Tech Radar says, “BlackBerry decided to move away from the physical buttons found on iOS and many Android devices, instead opting for a gesture based system as the main form of navigation. The BlackBerrry 10 platform succeeds at bringing RIM into line with the other smartphone operating systems and the BlackBerry Z10 has no trouble running it, but it doesn't seem to have a clear advantage over its rivals.
The display seems to have been nailed by BlackBerry in the Z10. Engadget seems to like what it sees, “That LCD here offers a healthy resolution of 1,280 x 768, just slightly beating 720p and offering a fine pixel density of 356 ppi. This means text is rendered incredibly clearly, making web surfing a pleasure and photo viewing quite comfortable as well. The panel is very capable in other regards, too. It's officially rated at 800 nits, which is quite high for a mobile panel, making it easily visible outdoors in direct sunlight. Contrast and color saturation are also quite good and viewing angles excel when you're looking at the phone on either the left or right sides. That said, tilting the phone up or down introduces a slight yellowish hue to everything. It's hardly distracting, but it is noticeable.” PhoneArena puts it slightly subtly, with the sense of a comparison, “If we pit the Z10's 4.2" display against something like the Galaxy S III's 4.8" display, it's apparent that the latter will be better suited for enjoying content such as pictures, movies and games, though other areas like web browsing won't necessarily suffer that much from the 4.2" size, because the way the software works is of bigger importance there. And hey, 4.2 inches aren't a bad size at all!”

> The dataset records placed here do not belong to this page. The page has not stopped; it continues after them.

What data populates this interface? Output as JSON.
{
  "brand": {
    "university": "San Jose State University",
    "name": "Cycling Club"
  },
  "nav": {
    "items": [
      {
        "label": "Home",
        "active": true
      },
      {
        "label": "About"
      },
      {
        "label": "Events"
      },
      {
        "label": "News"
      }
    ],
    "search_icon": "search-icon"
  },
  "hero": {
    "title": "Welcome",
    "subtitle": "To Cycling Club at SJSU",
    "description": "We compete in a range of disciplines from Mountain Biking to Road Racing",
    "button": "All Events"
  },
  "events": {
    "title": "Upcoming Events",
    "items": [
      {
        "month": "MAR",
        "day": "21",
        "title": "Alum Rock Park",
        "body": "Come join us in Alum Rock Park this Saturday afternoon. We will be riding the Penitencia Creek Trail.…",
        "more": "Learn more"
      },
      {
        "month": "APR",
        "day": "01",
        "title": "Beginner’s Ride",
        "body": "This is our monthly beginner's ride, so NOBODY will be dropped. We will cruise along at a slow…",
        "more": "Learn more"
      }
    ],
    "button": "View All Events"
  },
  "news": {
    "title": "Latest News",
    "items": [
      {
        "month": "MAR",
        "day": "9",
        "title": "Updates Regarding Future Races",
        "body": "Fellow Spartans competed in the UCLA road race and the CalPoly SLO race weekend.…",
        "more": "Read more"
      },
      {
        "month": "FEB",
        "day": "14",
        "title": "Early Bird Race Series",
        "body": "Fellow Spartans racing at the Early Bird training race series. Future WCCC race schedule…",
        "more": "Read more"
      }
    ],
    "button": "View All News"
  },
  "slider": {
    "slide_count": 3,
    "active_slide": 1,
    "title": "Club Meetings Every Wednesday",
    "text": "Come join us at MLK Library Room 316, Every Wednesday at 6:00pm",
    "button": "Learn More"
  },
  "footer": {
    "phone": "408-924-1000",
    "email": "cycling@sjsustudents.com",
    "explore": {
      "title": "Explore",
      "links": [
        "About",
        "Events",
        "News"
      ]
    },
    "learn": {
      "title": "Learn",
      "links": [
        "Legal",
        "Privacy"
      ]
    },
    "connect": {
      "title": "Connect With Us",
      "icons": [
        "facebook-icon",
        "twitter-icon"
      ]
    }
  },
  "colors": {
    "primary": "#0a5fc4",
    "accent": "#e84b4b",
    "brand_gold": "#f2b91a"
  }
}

Camera has always been the weak point of a BlackBerry device. With the new smartphones, there is the hope that this will be set right. However, the reality seems to be slightly different. The Verge says, “The Z10 has two cameras, a rear-facing 8 megapixel shooter capable of 1080p video, and a front-facing 2 megapixel camera which can do 720p video capture. Both are reasonably clear and useful, though you're not going to be doing much serious picture taking with the front lens. The backside cam produced decent if somewhat washed out looking shots, and focusing could sometimes be a problem (particularly in burst mode or with macro shots). The camera also seems to suffer from the all-too-common pink blotch in the center of the image, which can make shots with lots of pale or white tones look off color, literally.”
Cnet points out the lack of features, “Budding photographers will also notice scant options and controls. There's no HDR, no ISO settings, no grid, no geotagging, no option to drop resolution, and -- one of its worst offenses in my opinion -- no way to silence the shutter's loud clacking.” And Engadget talks about the slow focus while taking stills, “Standard stills taken when plenty of lighting is available are bright and clear, showing great contrast and color. However, focus was quite often off, resulting in a number of very soft photos. Manually dragging the reticle where we wanted it and waiting for the camera to refocus usually worked, but in times when we simply wanted the camera to focus on what's in the center of frame, it didn't always do that -- at least, not quickly enough to capture a good photo.”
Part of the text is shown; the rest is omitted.